Kara felt herself blush a little at the reminder of how the aliens viewed both of her personas, and when Maggie smiled at her, she had to fight down the urge to lean in and kiss her, which probably meant it was time to go, before she did something stupid.

She gave Maggie's hand a small squeeze. "I should let you get back to your night."

"Okay," Maggie said, and it was probably Kara's imagination, but she could have sworn Maggie sounded a little disappointed. "You headed back to the hospital?"

"No," Kara said with a shake of her head. "Everyone else is staying until James can have visitors, but I can't spend another night there. I know Alex will probably be mad at me for not coming back, but hospitals are hard for me."

"Why would Alex get mad?"

"Because I kind of skipped out today. I went with J'onn to help with Manchester Black, but I couldn't tell Alex why I wasn't there, and you know Alex."

"She got pissed, because she thought you'd run out on family," Maggie said.

"Yeah."

"I'm sorry," Maggie said.

"It's not your fault."

"No, it's not, but you're hurting, and I don't know how to help."

"You being here helps," Kara said.

Maggie squeezed Kara's hands again. "I know you probably want to go home and sleep in your own bed, but if you'd rather not be alone, you could stay."

Kara's heart skipped a beat at the thought of spending the night curled up with Maggie.
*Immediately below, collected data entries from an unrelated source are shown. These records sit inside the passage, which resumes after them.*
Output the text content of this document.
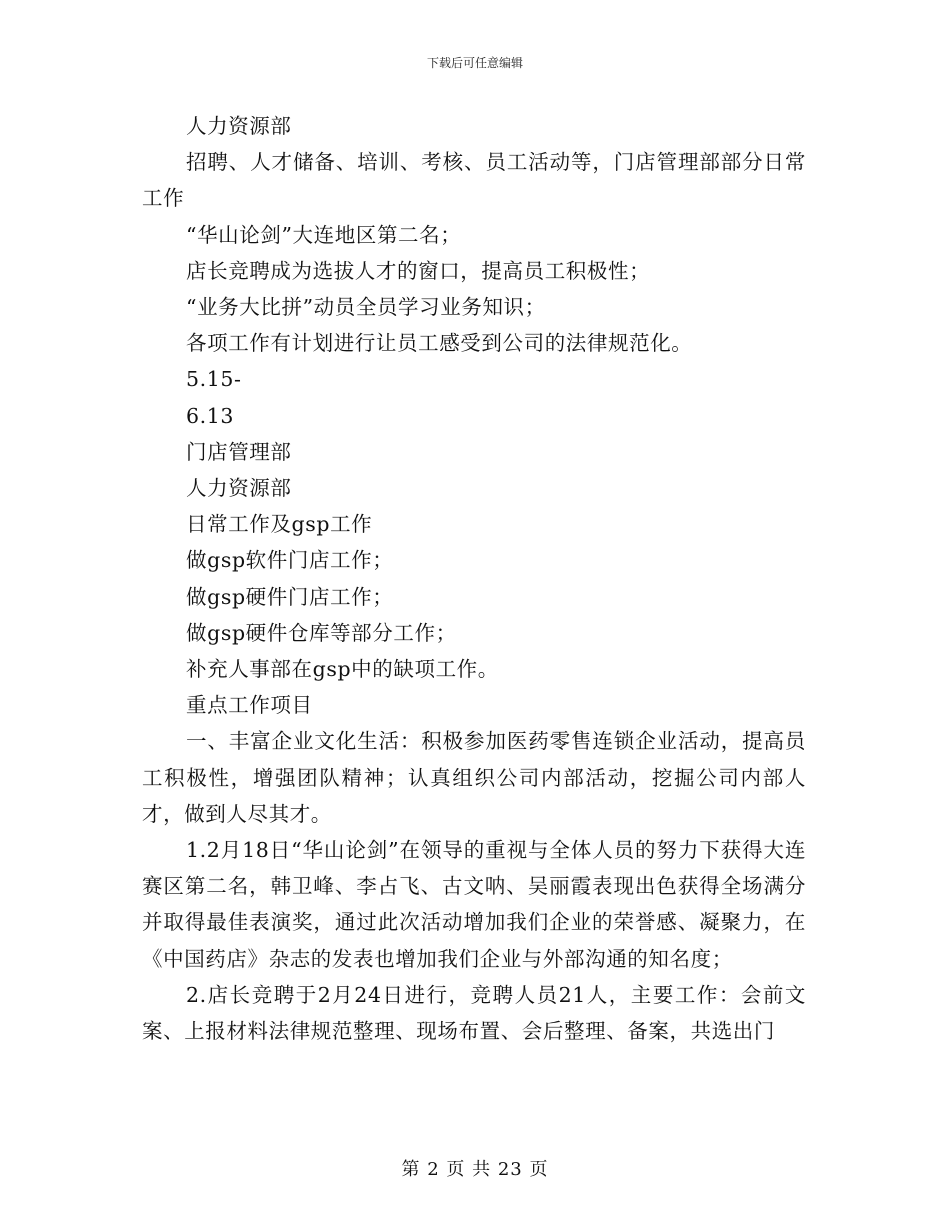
下载后可任意编辑

人力资源部

招聘、人才储备、培训、考核、员工活动等，门店管理部部分日常工作

“华山论剑”大连地区第二名；

店长竞聘成为选拔人才的窗口，提高员工积极性；

“业务大比拼”动员全员学习业务知识；

各项工作有计划进行让员工感受到公司的法律规范化。

5.15-

6.13

门店管理部

人力资源部

日常工作及gsp工作

做gsp软件门店工作；

做gsp硬件门店工作；

做gsp硬件仓库等部分工作；

补充人事部在gsp中的缺项工作。

重点工作项目

一、丰富企业文化生活：积极参加医药零售连锁企业活动，提高员工积极性，增强团队精神；认真组织公司内部活动，挖掘公司内部人才，做到人尽其才。

1.2月18日“华山论剑”在领导的重视与全体人员的努力下获得大连赛区第二名，韩卫峰、李占飞、古文呐、吴丽霞表现出色获得全场满分并取得最佳表演奖，通过此次活动增加我们企业的荣誉感、凝聚力，在《中国药店》杂志的发表也增加我们企业与外部沟通的知名度；

2.店长竞聘于2月24日进行，竞聘人员21人，主要工作：会前文案、上报材料法律规范整理、现场布置、会后整理、备案，共选出门

第 2 页 共 23 页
That alone was enough to let her know she should say no, even without the urge to kiss her that came with it. Just being this close to Maggie was making her heart pound, and she knew she should say no. She knew she should, and she opened her mouth to do just that, but what came out was, "I'd really like that."

She knew the whole night was going to be torture. Having Maggie right there and having to keep what she was feeling to herself. But the smile Maggie gave her was worth it.